À ce stade, a16z crypto souligne également dans son dernier article que l'internet actuel est conçu à l'échelle humaine, tandis que l'IA fabrique des contrefaçons à grande échelle à très faible coût. La blockchain n'est pas un plugin optionnel pour l'IA, mais bien une pièce essentielle permettant au fonctionnement de l'internet natif IA.

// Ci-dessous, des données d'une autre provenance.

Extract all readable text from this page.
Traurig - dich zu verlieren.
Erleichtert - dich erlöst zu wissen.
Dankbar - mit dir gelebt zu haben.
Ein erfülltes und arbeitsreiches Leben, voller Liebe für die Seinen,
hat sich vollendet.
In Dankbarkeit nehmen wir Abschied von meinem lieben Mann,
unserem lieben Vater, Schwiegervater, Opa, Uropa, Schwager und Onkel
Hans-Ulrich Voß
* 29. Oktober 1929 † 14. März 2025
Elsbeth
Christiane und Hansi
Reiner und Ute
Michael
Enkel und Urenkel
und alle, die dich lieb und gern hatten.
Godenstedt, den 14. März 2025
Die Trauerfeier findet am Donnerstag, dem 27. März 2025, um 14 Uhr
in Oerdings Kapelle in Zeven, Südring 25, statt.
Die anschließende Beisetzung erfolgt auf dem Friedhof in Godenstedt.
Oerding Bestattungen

a16z crypto énumère plusieurs raisons, par exemple, en utilisant un système décentralisé de preuve d'identité, on peut limiter l'offre d'identités et augmenter le coût marginal pour les attaquants, ce qui permet de contenir les imitations massives par l'IA ; l'introduction de la cryptographie rend les identités numériques plus sécurisées et résistantes à la censure, permettant aux utilisateurs de vérifier leur identité humaine tout en protégeant leur vie privée et leur neutralité de réputation ; une couche d'identité basée sur la blockchain permet aux agents d'avoir un "passeport" universel, facilitant ainsi la création d'agents plus puissants et capables de traverser librement différents écosystèmes ; avec un nombre croissant d'agents d'IA représentant les humains dans des transactions, des outils blockchain tels que les Rollups, les L2 et les institutions financières natives de l'IA peuvent réaliser des paiements à l'échelle des machines ; et l'intégration des preuves à zéro connaissance permet d'imposer la confidentialité dans les systèmes d'IA.